Tolkien himself had just passed away, and on a hot, Georgia summer’s day, on a wooded
high-school campus that evoked images of the Shire,
I first opened the pages of The Fellowship of the Ring.
What I
encountered there was startling. This was not a simple story of good guys versus bad guys, but
a nuanced tale that stressed values that
perplexed me: values like the deep truth of human dignity, the need for restraint, honour, and
courage. Like the ghosts in C.S. Lewis’
The Great Divorce, I read for the “fun stuff,” but tried to studiously ignore those things
that went against all the rules of the Love
Generation.
Nevertheless,
the seeds were planted.
Over
the ensuing years, I lived out the itinerary of casual sex, gluttony, deceit, envy,
jealousy, and acquisitiveness that were all part
and parcel of the “if it feels good, do it” protocol. And if the lessons of Middle-earth didn’t
prevent this, they certainly provided a canvas
against which the depravity of our generation could be more clearly
discerned. Like so many teenagers in the 1970s USA, I was never given the grounding in
goodness that might have guided me more gracefully
through those tough years. Like so many teenagers then as now, I was taught _not_ to
believe in the seven deadly sins, and as a result,
I sampled them all.
But
Middle-earth always beckoned. And the stories of the Shire, as the stories of Arthur and the Round
Table, would whisper to me on muggy summer
days from the depths of deep green forests. Here Elves, like all noble creatures, continued
to walk the open glens, well beyond the reach
of the house-of-cards zeitgeist of the scoffing seventies.
In The
Return of the King, Eowyn says to Aragorn, "Too often have I heard of duty….may I not now
spend my life as I will?"
To
which Aragorn replies, "Few may do that with honour."
Today,
with so many of us, I see no belief in honour; I just see a continuation of the insanity of
the seventies. True virtue is hardly ever
modeled for young folk in our society, unless they are fortunate enough to be raised in a deeply
religious home. And even these men and maidens
are struck on all sides by a culture that seems to have collected
the worst aspects of the 1960s and 1970s and made them into a commodity; corrosive “truths”
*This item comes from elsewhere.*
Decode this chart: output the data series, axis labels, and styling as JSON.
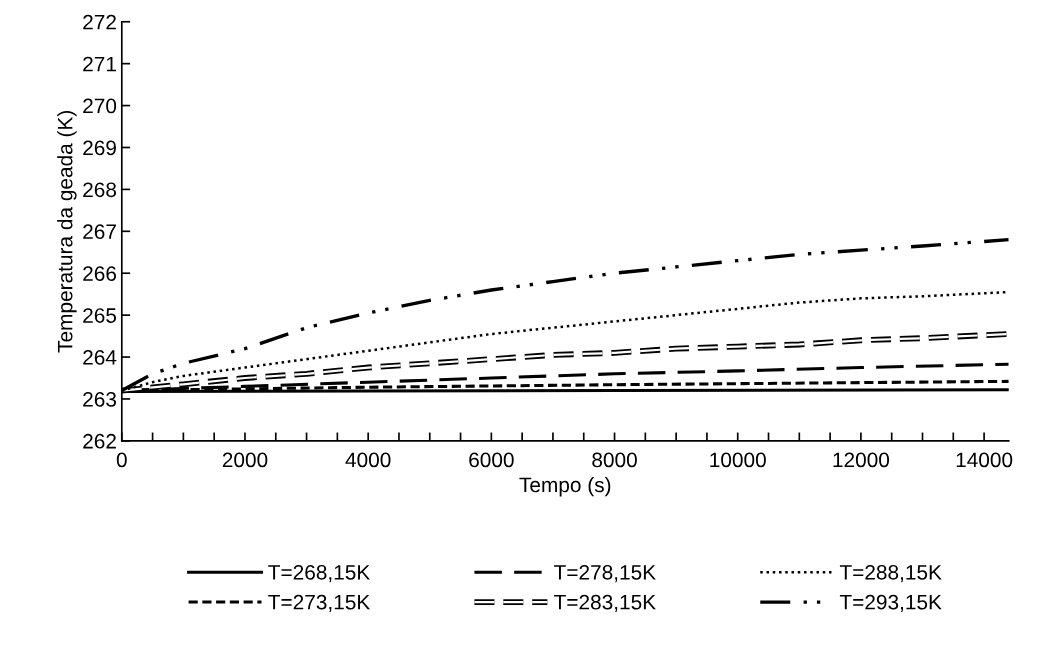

that are pushed from every TV set, every
radio speaker, and every movie screen.
Eventually,
I can put it no more plainly that to say that Someone led me back to the Shire. And
J.R.R. Tolkien became, for me, that human being
whom I respected enough to listen to, even if my “listening” was to his letters, written decades
before to folk I would never know. Those
things that he treasured, I was eventually able to see as sound; those things that he found
unworthy, I became willing to discard.
And
now, on sultry summer days, I can intensely sense the presence of something greater, something
more stable, something richer…just past those
oak trees, and deep within the pooling shadows of the woods of summer. I can sense that True
Middle-earth trying to tease all of us away
from the porn sites and the shopping malls and back into an adventure that can only be
unlocked through virtue, patience,
sacrifice…and
prayer.
Take a
walk in these summer woods. Breathe the ripeness of earth growing and mysteries milling.
Model nobility, honour, courage, and restraint
for those around you; and I promise you that, some day, you’ll find that you, too, will
have found your way home to Middle- earth.